In D.C. Dream Day, we ask our favorite people how they would spend a perfect day in D.C.

Paata and Irina Tsikurishvili founded Synetic Theater, a physical theater company that combines Paata's background in acting and Irina's ballet training. (Koko Lanham)

After fleeing civil unrest in their hometown of Tbilisi, Georgia, Paata and Irina Tsikurishvili came to D.C. and formed Synetic Theater, a physical-theater troupe that draws on Paata’s training as an actor and Irina’s background in ballet. In 2002, Synetic staged its first production, a wordless version of one of Shakespeare’s greatest works. “Hamlet … the rest is silence” was such a huge hit, no one could stop talking about it. Since then, the Tsikurishvilis have produced more than 75 plays. The married couple now live happily ever after in Gainesville, Va., but, as you can see from their D.C. dream day, they still miss the tastes of their homeland.

Paata: If I have a day off, I get up early to fish. We have a lake near our house — Lake Manassas — and there is a lot of park area around here. Where Seneca [Creek] is hitting the Potomac River — in that corner, that’s a good spot for outdoor activities, fishing, picnicking. You can catch the fish and cook it right away.

Irina: I like to walk and hike along the river with the dogs. We have two Doberman pinschers, Max and Maka. I used to love to walk with them for hours and hours down the Billy Goat Trail when we lived in Maryland.

Paata: Maybe if we have a day off, we go to the museums. It’s on my list to go see the newly built National Museum of African American History and Culture. Shame on me, I don’t get a chance to see it yet, but it’s definitely on my list. I’ve heard so many good things.

Irina: I’d go to The Phillips Collection and see what new exhibit is there.

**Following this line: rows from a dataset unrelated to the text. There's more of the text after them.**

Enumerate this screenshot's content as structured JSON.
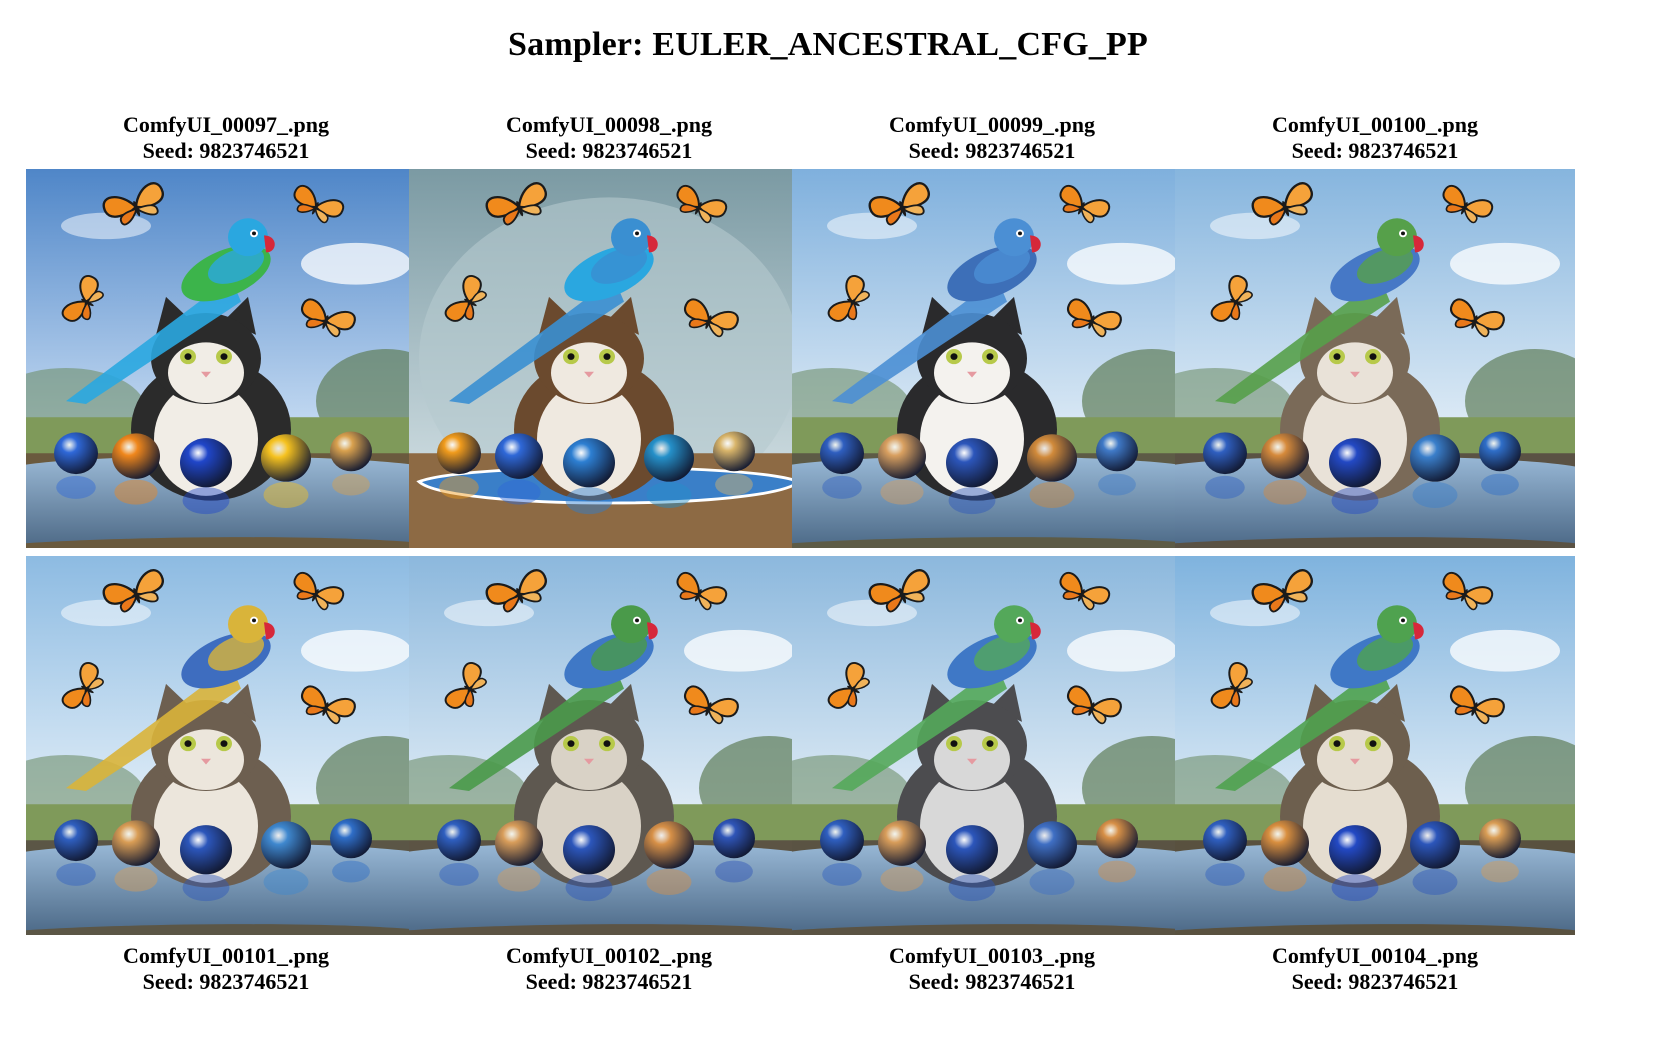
{
  "title": "Sampler: EULER_ANCESTRAL_CFG_PP",
  "images": [
    {
      "filename": "ComfyUI_00097_.png",
      "seed": "Seed: 9823746521",
      "style": "vivid",
      "sky": "#4f86c8",
      "sky2": "#cfe2f6",
      "ground": "#6a5a3e",
      "cat": "#f1ede6",
      "catdark": "#2b2b2b",
      "bird": "#3cb44b",
      "bird2": "#2aa7e0",
      "balls": [
        "#2f68d8",
        "#f0871c",
        "#2046c9",
        "#f6c21f",
        "#d9a14e"
      ]
    },
    {
      "filename": "ComfyUI_00098_.png",
      "seed": "Seed: 9823746521",
      "style": "studio",
      "sky": "#7b9aa3",
      "sky2": "#c6d6db",
      "ground": "#8d6a44",
      "cat": "#efe9e0",
      "catdark": "#6b4a2e",
      "bird": "#2aa7e0",
      "bird2": "#3a8fd1",
      "balls": [
        "#f09b1c",
        "#2f68d8",
        "#2d7fd2",
        "#2590c9",
        "#d9b56a"
      ]
    },
    {
      "filename": "ComfyUI_00099_.png",
      "seed": "Seed: 9823746521",
      "style": "meadow",
      "sky": "#7fb0dd",
      "sky2": "#e3eef7",
      "ground": "#5d5b46",
      "cat": "#f4f2ee",
      "catdark": "#2a2a2c",
      "bird": "#3d6fb8",
      "bird2": "#4b8fd4",
      "balls": [
        "#2f5fc0",
        "#d9a060",
        "#2c56bb",
        "#d18a3a",
        "#3f79c7"
      ]
    },
    {
      "filename": "ComfyUI_00100_.png",
      "seed": "Seed: 9823746521",
      "style": "meadow",
      "sky": "#86b5de",
      "sky2": "#e6f0f8",
      "ground": "#5a5244",
      "cat": "#e9e2d8",
      "catdark": "#7a6a58",
      "bird": "#4678c6",
      "bird2": "#56a04a",
      "balls": [
        "#2f5fc0",
        "#d68a3b",
        "#2349c4",
        "#3a7fcb",
        "#2f6ec8"
      ]
    },
    {
      "filename": "ComfyUI_00101_.png",
      "seed": "Seed: 9823746521",
      "style": "meadow",
      "sky": "#8dbbe2",
      "sky2": "#eaf3fa",
      "ground": "#5b5646",
      "cat": "#ece6dc",
      "catdark": "#6d5f50",
      "bird": "#3e6dbf",
      "bird2": "#d9b43a",
      "balls": [
        "#2f5fc0",
        "#d99d55",
        "#2c56bb",
        "#3f88cf",
        "#2f6ec8"
      ]
    },
    {
      "filename": "ComfyUI_00102_.png",
      "seed": "Seed: 9823746521",
      "style": "meadow",
      "sky": "#8cb8dd",
      "sky2": "#e8f1f8",
      "ground": "#5c5444",
      "cat": "#d9d2c6",
      "catdark": "#5e5850",
      "bird": "#3f78c6",
      "bird2": "#4a9a4a",
      "balls": [
        "#2f5fc0",
        "#d89d5a",
        "#2c56bb",
        "#d79047",
        "#2f55b8"
      ]
    },
    {
      "filename": "ComfyUI_00103_.png",
      "seed": "Seed: 9823746521",
      "style": "meadow",
      "sky": "#8cb8dd",
      "sky2": "#e8f1f8",
      "ground": "#5a5343",
      "cat": "#d8d8d8",
      "catdark": "#4c4c4f",
      "bird": "#3f78c6",
      "bird2": "#54a85a",
      "balls": [
        "#2f5fc0",
        "#d89d5a",
        "#2c56bb",
        "#3f6fc4",
        "#d79047"
      ]
    },
    {
      "filename": "ComfyUI_00104_.png",
      "seed": "Seed: 9823746521",
      "style": "meadow",
      "sky": "#7fb3de",
      "sky2": "#e6f0f8",
      "ground": "#59513f",
      "cat": "#e5ddd0",
      "catdark": "#6d5f4e",
      "bird": "#3f78c6",
      "bird2": "#4fa24f",
      "balls": [
        "#2f5fc0",
        "#d98f3f",
        "#2349c4",
        "#2c56bb",
        "#d99d55"
      ]
    }
  ]
}
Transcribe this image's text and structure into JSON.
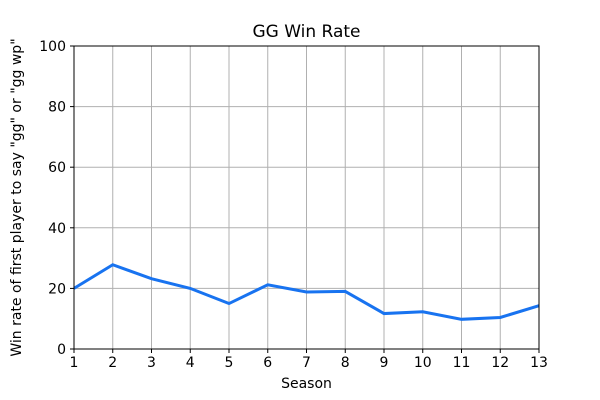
{
  "chart_data": {
    "type": "line",
    "title": "GG Win Rate",
    "xlabel": "Season",
    "ylabel": "Win rate of first player to say \"gg\" or \"gg wp\"",
    "x": [
      1,
      2,
      3,
      4,
      5,
      6,
      7,
      8,
      9,
      10,
      11,
      12,
      13
    ],
    "series": [
      {
        "name": "win-rate",
        "values": [
          20,
          27.8,
          23.2,
          20,
          15,
          21.2,
          18.8,
          19,
          11.7,
          12.3,
          9.8,
          10.4,
          14.3
        ]
      }
    ],
    "xlim": [
      1,
      13
    ],
    "ylim": [
      0,
      100
    ],
    "xticks": [
      1,
      2,
      3,
      4,
      5,
      6,
      7,
      8,
      9,
      10,
      11,
      12,
      13
    ],
    "yticks": [
      0,
      20,
      40,
      60,
      80,
      100
    ],
    "grid": true,
    "legend": "none",
    "colors": {
      "line": "#1873f0",
      "grid": "#b0b0b0",
      "spine": "#000000",
      "background": "#ffffff"
    }
  }
}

Paata: I’d go see some theater. Lately, I am most interested in new theaters and new works and out-of-the-box kind of experimental theater, such as Pointless Theatre Co.

Irina: My favorite is the Kennedy Center, because that’s the best place to see international art. I saw a Japanese theater company there, Sankai Juku. It was a long time ago and their performance stays in my head still. I’d like to go to a physical-theater festival, with Familie Flöz from Germany and the Momix dance company.

Paata: I second all of these. I’d also like to see Sukhishvili; they are a Georgian folk dance company that’s been around nearly 100 years. It lifts you up so much. It’s very exotic, very powerful, and they put onstage no less than 40 dancers. It’s monumental. It’s huge. And it’s on fire.

Paata: We’d have dinner at Supra. It’s D.C.’s first Georgian restaurant — it was recently opened on 11th Street NW. This is the closest taste of my homeland. There’s a huge range of Georgian wine. And the food is amazing there — it’s very authentic.

Irina: My favorite food there is this dumpling — it’s called khinkali. My next favorite is Georgian pizza — it’s called ajaruli. It’s in the shape of a bowl with a lot of cheese, and on top there’s an egg. My favorite wine is the Kindzmarauli. This is a semi-sweet ...

Paata: Semi-dry, actually.

Irina: It’s a wine that’s a little bit of sweet, but in the end it’s dry so it goes well with meat.